Around the Mysterious Island Lagoon
The Nautilus is one of two displayed in Disney parks (the other being in Paris…yes…another post), with this one being less accurate to the film and more fanciful as envisioned by Tim Delaney, a former Disney Imagineer who now runs his own design firm. The great thing about this boat is that you can walk right up to it (unlike Paris) and look in at the very accurate binnacle, wheel, compass, etc! It’s always inspiring to see full-size facsimiles of this submarine, I only wish I had been around for the original iteration in Disneyland back in the 50’s and 60’s.
The Nautilus and its accompanying E-Ticket Ride
Opposite the Nautilus in the lagoon is its namesake ride, indicated by a large spiral ramp downward into the bowels of the “island” but with no clear signs that I can recall indicating that that is what the ramp is an entrance to. The ride vehicles for the ride are somewhat polarizing in their design. On the one-hand, they’re the least hydrodynamic looking things you’ve ever seen. On the other hand, they’re completely self-contained vehicles on an inverted track running through an immensely detailed dry-for-wet e-ticket experience that is incredible. I’m sorry I don’t have pictures to show as I had to plug my ears for most of the ride. It’s very loud, and I don’t like overly loud sounds (not the ride’s fault…I’m just weird).

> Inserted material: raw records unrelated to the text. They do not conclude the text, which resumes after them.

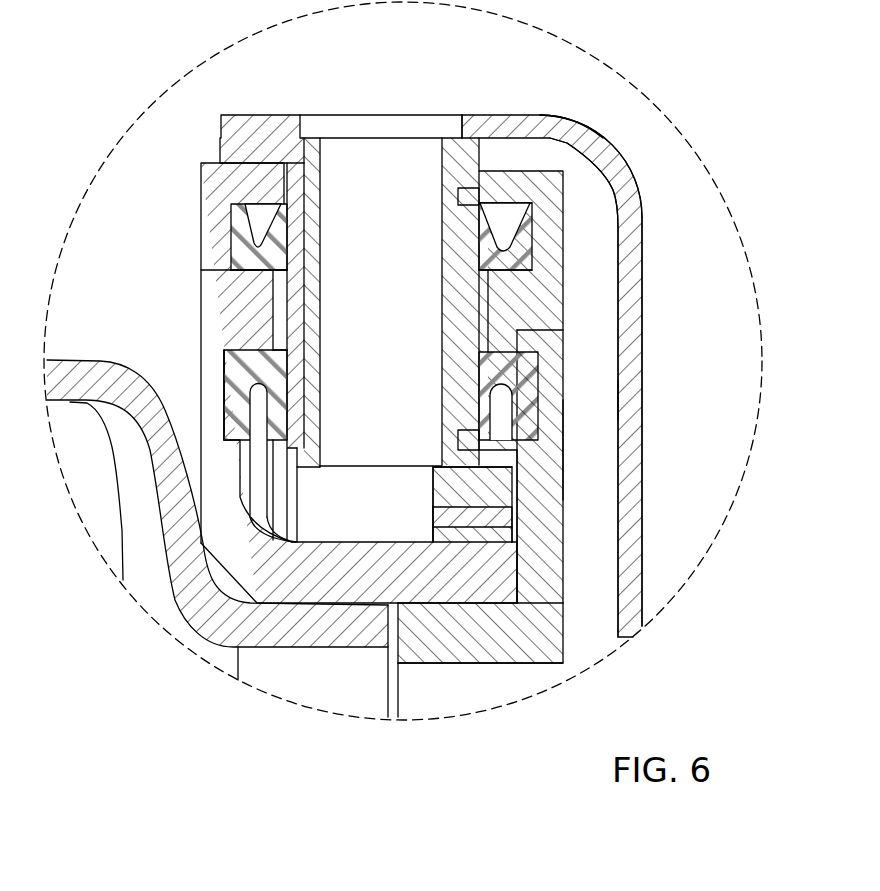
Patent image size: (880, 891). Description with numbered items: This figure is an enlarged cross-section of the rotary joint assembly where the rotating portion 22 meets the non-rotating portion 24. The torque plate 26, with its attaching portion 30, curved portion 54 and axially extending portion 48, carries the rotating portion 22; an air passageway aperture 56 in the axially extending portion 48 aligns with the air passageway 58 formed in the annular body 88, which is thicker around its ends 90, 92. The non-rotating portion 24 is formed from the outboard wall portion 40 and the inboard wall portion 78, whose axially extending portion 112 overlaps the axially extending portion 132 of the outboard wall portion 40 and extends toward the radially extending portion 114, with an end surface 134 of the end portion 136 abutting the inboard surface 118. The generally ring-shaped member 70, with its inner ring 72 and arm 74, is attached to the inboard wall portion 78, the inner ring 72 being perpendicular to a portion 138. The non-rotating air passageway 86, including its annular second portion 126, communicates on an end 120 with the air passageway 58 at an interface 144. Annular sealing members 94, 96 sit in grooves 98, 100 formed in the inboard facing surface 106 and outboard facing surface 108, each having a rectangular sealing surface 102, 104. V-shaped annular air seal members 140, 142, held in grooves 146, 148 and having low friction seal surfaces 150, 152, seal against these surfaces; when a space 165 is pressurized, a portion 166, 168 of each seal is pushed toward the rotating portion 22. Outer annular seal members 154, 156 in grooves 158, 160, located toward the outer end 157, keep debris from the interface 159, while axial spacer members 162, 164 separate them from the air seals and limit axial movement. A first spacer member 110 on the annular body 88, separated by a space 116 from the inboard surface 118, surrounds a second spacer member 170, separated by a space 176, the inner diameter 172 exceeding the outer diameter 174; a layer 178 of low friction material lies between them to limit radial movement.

The rotating portion 22 is at (458, 145).
The non-rotating portion 24 is at (235, 330).
The torque plate 26 is at (572, 152).
The attaching portion 30 is at (642, 338).
The outboard wall portion 40 is at (618, 400).
The axially extending portion 48 is at (478, 140).
The curved portion 54 is at (560, 127).
The air passageway aperture 56 is at (297, 145).
The air passageway 58 is at (396, 282).
The generally ring-shaped member 70 is at (168, 595).
The inner ring 72 is at (263, 647).
The radially extending arm 74 is at (147, 488).
The inboard wall portion 78 is at (212, 393).
The air passageway 86 is at (375, 511).
The annular body 88 is at (450, 308).
The end 90 is at (458, 145).
The end 92 is at (560, 440).
The annular sealing member 94 is at (297, 200).
The annular sealing member 96 is at (478, 207).
The groove 98 is at (312, 200).
The groove 100 is at (563, 195).
The sealing surface 102 is at (230, 252).
The sealing surface 104 is at (527, 228).
The inboard facing surface 106 is at (302, 455).
The outboard facing surface 108 is at (455, 448).
The first spacer member 110 is at (497, 475).
The axially extending portion 112 is at (500, 600).
The radially extending portion 114 is at (540, 470).
The space 116 is at (500, 515).
The inboard surface 118 is at (437, 470).
The end 120 is at (548, 455).
The second portion 126 is at (357, 525).
The axially extending portion 132 is at (503, 647).
The end surface 134 is at (497, 575).
The end portion 136 is at (500, 647).
The portion 138 is at (225, 347).
The annular air seal member 140 is at (233, 375).
The annular air seal member 142 is at (533, 370).
The interface 144 is at (320, 470).
The groove 146 is at (207, 410).
The groove 148 is at (560, 407).
The seal surface 150 is at (290, 375).
The seal surface 152 is at (530, 370).
The outer annular seal member 154 is at (230, 212).
The outer annular seal member 156 is at (530, 213).
The outer end 157 is at (577, 120).
The groove 158 is at (230, 232).
The interface 159 is at (477, 172).
The groove 160 is at (535, 263).
The axial spacer member 162 is at (275, 300).
The axial spacer member 164 is at (483, 333).
The space 165 is at (558, 438).
The portion 166 is at (290, 425).
The portion 168 is at (515, 421).
The second spacer member 170 is at (495, 573).
The inner diameter 172 is at (472, 507).
The outer diameter 174 is at (450, 525).
The space 176 is at (497, 537).
The layer 178 is at (513, 530).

If I go back, I’ll wear earplugs and photograph the heck out of that ride.
The Island’s other major attraction is Journey to the Center of the Earth, a ride based on the same platform as Disneyland’s Indiana Jones and the Temple of the Forbidden Eye (I believe the folks at Disney refer to the platform as EMV or Enhanced Motion Vehicle). The entrance to this queue was also somewhat ambiguous and looked like a giant covered open space to take shelter from inclement weather, but once you found your way in, you passed through miles of Disney serpentine and by numerous cages filled with Victorian ephemera meant to evoke the industrial age of Western European scientific exploits. You then enter elevators that take you down, once again, into the bowels of the island (and toward the center of the Earth) and board ride vehicles that take you on a journey through all sorts of fanciful underground settings as imagined from the book, culminating in an encounter with a gigantic and impressively fluid rock creature that cues the ride vehicle to high-tail it outa there, and of course, there’s a huge drop at the end.
Journey to the Center of the Earth
There are of course, shops and dining to be had, although they were not allowing lookie-loos like me into the restaurant (I wasn’t hungry so I couldn’t go inside), and you can see a couple of photos below.